Regarded as the fastest-growing customer-acquisition channel, it ranks above email marketing, paid search and organic search.

They are frankly by no means inexpensive (you might gag at some prices quoted by more famous KOLs), but there are many long-term benefits associated with them.

When done correctly, this marketing form can boost sales conversions, customer retention, brand recall, and be cost-effective, in fact.

What’s more, an increasing number of brands are jumping on the bandwagon. In 2017, Forbes revealed that 84% of marketers intended to work with influencers over the course of the year.

Move Over for the Millennials

Millennials are the next generation of consumers. And not every industry can create significant appeal to this group of people, such as luxury cars. However, through influencer marketing, it was made possible for one.

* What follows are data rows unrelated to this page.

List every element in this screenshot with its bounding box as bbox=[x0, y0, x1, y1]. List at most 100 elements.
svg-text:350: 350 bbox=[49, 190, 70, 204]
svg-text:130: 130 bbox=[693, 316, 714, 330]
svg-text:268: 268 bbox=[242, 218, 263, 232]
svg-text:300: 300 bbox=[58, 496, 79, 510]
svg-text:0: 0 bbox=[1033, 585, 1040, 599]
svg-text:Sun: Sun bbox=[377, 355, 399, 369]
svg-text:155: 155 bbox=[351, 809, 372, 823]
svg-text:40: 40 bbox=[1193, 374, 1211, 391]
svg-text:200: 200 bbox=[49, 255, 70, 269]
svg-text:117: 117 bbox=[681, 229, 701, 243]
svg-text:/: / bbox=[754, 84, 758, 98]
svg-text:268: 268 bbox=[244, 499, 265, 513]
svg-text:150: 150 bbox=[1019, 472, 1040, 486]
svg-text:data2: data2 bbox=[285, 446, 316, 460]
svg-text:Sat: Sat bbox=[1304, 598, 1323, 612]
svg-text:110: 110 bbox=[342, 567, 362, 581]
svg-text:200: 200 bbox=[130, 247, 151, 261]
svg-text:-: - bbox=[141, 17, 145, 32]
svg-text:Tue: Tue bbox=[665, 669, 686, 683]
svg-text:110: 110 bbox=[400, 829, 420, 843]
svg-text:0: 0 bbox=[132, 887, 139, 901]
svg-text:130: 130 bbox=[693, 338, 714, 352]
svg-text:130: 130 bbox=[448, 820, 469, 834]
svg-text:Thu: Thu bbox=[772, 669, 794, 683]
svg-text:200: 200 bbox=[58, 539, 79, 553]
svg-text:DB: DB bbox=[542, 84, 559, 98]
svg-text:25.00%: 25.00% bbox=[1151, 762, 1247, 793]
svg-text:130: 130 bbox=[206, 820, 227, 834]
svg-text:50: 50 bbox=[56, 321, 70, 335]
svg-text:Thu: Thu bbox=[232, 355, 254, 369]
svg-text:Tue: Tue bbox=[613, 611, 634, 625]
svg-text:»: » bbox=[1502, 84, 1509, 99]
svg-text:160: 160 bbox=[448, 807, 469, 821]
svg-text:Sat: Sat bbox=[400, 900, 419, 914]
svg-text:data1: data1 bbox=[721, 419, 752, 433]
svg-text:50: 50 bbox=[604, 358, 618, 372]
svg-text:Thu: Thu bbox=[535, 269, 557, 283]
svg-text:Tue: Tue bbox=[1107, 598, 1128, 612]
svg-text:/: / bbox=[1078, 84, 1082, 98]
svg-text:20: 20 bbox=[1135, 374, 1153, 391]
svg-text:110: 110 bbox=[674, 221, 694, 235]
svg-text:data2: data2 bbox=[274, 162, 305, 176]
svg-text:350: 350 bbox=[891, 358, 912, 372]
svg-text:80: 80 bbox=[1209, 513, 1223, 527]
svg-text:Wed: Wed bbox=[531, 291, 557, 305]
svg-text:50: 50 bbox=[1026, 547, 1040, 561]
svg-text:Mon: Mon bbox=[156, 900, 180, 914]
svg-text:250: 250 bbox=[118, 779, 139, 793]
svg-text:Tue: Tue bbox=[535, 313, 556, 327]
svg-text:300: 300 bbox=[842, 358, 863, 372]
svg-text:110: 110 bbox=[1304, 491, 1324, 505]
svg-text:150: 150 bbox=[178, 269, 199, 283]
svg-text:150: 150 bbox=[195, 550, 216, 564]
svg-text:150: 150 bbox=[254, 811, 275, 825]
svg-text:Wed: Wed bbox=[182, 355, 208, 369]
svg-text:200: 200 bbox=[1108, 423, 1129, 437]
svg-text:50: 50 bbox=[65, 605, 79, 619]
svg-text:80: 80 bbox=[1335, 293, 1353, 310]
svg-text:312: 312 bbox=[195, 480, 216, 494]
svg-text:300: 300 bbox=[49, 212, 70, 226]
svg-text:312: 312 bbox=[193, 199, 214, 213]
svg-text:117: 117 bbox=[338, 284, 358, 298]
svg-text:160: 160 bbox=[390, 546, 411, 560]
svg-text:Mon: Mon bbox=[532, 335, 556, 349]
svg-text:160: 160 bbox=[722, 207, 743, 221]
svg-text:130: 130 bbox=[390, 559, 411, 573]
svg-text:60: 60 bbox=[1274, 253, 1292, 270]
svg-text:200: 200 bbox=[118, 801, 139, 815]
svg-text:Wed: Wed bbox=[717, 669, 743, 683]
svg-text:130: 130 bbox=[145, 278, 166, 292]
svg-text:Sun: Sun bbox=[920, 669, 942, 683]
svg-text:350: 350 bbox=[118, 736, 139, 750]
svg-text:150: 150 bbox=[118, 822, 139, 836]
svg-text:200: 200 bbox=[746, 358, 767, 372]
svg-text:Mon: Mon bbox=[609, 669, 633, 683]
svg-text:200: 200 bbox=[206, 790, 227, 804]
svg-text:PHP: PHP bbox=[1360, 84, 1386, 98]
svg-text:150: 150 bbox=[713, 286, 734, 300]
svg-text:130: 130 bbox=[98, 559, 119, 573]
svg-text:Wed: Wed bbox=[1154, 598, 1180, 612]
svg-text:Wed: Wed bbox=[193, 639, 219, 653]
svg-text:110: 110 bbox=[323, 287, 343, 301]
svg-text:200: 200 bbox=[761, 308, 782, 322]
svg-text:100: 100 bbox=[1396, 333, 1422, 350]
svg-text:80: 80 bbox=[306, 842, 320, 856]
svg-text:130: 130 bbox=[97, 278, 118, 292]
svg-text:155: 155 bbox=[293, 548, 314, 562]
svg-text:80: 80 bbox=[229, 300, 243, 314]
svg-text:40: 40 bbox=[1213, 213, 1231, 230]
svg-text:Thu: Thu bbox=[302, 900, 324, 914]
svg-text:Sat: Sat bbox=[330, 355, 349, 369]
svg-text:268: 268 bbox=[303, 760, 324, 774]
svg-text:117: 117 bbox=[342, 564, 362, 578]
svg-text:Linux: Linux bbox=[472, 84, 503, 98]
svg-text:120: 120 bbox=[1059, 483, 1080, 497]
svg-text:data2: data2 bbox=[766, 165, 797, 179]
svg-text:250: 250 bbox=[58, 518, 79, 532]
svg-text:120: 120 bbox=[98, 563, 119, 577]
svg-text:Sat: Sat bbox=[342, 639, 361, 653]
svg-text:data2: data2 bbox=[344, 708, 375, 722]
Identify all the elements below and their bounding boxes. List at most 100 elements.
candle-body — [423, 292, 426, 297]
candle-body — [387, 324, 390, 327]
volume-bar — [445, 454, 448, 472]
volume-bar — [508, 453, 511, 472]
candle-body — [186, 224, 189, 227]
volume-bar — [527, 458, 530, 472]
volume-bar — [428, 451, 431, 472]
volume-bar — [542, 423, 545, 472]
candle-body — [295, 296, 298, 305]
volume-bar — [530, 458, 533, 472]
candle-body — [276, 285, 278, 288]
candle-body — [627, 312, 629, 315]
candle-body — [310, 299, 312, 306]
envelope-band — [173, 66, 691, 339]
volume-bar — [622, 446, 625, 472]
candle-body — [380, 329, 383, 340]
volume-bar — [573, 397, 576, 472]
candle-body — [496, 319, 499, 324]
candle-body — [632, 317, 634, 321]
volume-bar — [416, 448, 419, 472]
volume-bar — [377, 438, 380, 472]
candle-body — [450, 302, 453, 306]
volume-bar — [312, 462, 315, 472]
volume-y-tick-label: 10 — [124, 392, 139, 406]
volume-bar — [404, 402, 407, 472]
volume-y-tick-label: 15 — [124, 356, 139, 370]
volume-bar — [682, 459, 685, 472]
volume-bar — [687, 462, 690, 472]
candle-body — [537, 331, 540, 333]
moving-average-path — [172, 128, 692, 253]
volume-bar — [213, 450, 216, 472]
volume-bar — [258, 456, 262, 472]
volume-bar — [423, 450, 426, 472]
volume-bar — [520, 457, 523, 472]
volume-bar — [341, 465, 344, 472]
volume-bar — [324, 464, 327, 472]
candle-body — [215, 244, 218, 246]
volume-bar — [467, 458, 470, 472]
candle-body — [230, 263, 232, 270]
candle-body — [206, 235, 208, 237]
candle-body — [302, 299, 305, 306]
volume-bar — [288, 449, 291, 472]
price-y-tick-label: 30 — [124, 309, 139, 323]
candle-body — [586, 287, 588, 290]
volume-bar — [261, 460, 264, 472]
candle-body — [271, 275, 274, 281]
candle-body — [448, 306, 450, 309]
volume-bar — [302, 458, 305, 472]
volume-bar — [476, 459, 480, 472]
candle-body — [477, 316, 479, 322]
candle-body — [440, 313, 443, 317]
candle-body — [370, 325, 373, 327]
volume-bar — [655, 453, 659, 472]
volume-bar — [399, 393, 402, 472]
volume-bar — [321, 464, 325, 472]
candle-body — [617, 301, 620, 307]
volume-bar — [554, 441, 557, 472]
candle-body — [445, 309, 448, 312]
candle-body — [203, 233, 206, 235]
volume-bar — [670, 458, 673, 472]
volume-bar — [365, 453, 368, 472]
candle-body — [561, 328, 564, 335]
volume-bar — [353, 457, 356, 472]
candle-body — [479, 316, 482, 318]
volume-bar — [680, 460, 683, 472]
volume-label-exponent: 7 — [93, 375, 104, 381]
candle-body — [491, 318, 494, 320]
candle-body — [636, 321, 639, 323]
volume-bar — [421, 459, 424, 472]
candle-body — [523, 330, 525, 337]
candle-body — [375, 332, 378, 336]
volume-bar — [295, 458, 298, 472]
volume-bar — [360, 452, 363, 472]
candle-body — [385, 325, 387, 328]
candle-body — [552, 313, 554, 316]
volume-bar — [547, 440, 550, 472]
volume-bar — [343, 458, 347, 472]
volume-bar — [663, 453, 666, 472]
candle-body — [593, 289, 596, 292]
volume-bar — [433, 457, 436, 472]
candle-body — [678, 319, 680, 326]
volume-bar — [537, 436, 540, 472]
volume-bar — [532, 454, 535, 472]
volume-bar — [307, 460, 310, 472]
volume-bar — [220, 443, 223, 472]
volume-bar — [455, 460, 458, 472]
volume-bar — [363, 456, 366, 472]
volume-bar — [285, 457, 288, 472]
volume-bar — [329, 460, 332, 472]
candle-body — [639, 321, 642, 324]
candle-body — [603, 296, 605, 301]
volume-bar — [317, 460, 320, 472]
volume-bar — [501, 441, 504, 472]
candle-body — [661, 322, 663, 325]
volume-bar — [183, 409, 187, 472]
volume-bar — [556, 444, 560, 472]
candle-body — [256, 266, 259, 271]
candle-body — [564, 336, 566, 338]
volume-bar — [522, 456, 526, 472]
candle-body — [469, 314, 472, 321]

These millennials are the ones who go online and make their purchases there often. They centre their lives around technology and are therefore very relaxed around it.

What’s more, a whopping 70% of teen YouTube subscribers trust an influencer over traditional marketing channels. Therefore, it is important to be able to reach out to them.

It gets even better: you might think that influencers can only reach out to these millennials. The truth? Influencer marketing can reel in older generations who grew up around traditional forms of advertising.

The Rise of Micro-Influencers

It’s no longer just about snagging influencers with the greatest followers, likes, or media invites. Micro-influencers with much smaller social followings, as low as a few hundred, are equally as capable in creating quality content for brands.

It’s also interesting to note that micro-influences have a greater engagement rate than mega-influencers. The smaller the fan base, the higher the rate. This is likely attributed to a more intimate following with more real and customised content.